Der Herbst hatte schon begonnen, und wir vernahmen überall, wo wir gingen oder gegangen waren, nicht nur die Blätter unter unseren Füßen, sondern in der rauhen Begleitung des Windes auch das unablässige Fallen anderer Blätter oder Geräusche von Blättern. Der Wald war die einzige Landschaft, er verbarg all die anderen. Doch als Ort und als Platz genügte er Menschen wie uns, deren Leben ein Gehen war in Einklang und Verschiedenheit über welken Grund. Ich glaube, es war ein Tagesende, dieses oder eines anderen Tages, oder vielleicht aller Tage, in einem Herbst aller Herbste, in einem symbolischen, wirklichen Wald.
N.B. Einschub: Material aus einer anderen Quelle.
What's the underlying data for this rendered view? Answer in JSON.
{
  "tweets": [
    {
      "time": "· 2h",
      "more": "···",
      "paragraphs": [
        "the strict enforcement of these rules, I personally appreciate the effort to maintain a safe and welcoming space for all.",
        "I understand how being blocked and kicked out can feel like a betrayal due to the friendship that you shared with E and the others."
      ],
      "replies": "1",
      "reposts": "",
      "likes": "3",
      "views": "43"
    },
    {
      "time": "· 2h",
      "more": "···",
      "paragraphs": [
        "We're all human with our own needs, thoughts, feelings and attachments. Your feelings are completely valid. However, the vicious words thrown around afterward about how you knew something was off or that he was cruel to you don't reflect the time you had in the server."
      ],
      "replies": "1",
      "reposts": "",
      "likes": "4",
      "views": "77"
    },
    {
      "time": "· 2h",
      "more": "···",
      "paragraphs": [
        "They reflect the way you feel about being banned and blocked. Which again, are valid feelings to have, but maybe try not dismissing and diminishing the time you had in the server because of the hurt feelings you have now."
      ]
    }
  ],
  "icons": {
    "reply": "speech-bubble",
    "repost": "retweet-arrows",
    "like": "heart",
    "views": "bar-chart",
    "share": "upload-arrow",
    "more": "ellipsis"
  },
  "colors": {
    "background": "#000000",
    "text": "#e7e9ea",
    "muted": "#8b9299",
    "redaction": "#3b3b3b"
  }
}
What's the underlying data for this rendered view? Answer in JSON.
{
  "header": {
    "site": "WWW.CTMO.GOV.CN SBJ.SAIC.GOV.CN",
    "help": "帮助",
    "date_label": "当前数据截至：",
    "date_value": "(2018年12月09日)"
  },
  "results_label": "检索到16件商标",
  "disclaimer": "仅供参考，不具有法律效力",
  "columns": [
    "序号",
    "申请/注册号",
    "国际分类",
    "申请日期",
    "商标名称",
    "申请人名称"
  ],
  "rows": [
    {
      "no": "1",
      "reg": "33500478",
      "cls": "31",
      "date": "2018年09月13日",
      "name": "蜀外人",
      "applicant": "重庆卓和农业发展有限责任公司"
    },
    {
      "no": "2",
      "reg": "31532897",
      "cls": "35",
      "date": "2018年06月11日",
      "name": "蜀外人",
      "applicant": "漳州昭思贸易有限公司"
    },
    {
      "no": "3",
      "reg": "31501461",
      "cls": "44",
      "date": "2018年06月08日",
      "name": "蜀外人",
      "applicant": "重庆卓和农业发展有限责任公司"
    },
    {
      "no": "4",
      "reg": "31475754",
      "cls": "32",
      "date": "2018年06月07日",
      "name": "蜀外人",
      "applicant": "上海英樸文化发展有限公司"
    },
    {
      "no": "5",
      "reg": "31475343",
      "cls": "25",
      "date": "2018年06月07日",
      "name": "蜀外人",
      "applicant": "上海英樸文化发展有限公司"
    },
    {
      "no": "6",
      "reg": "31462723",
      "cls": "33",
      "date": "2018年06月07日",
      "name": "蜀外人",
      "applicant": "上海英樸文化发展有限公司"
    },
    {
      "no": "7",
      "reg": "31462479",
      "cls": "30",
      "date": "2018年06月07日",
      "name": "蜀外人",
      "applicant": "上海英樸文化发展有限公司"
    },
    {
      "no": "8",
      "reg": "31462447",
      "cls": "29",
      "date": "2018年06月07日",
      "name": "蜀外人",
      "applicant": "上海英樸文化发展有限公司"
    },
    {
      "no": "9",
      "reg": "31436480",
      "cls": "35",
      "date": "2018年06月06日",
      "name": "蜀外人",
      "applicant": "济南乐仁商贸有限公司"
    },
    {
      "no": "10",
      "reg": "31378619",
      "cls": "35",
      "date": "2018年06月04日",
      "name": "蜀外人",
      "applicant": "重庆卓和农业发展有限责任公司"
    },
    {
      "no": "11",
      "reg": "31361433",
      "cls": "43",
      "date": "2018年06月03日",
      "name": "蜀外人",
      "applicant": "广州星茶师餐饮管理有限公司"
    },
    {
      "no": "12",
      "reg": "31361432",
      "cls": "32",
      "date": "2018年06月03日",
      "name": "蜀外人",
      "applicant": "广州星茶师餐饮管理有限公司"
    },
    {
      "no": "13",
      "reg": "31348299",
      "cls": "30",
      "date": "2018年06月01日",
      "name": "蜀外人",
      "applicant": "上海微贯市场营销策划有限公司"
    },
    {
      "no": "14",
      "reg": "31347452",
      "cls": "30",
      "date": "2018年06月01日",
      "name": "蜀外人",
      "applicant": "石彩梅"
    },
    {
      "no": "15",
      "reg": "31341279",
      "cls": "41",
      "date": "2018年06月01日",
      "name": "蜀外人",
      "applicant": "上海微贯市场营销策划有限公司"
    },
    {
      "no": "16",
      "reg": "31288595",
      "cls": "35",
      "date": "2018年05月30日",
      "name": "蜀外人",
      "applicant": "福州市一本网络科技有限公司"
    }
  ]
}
Welche Heimstatt, welche Pflicht, welche Liebe wir hinter uns ließen – wir selbst hätten es nicht zu sagen vermocht. Zwei Wanderer, nicht mehr, waren wir in diesem Augenblick, zwei Wanderer zwischen Vergessen und Nicht-Wissen, Reiter zu Fuß, Ritter des aufgegebenen Ideals. Doch darin, wie auch im gleichbleibenden Geräusch der zertretenen Blätter und im immer gleichen rauhen Geräusch des ungewissen Windes, lag der Seinsgrund für unseren Abschied und unsere Wiederkehr, denn da wir weder das Wie des Weges kannten noch das Warum, wußten wir nicht, ob wir kamen oder gingen. Und um uns versetzte mit seiner Traurigkeit das Geräusch der verfallenden Blätter, die wir nicht fallen sahen, noch wußten, wohin sie fielen, den Wald in Schlaf.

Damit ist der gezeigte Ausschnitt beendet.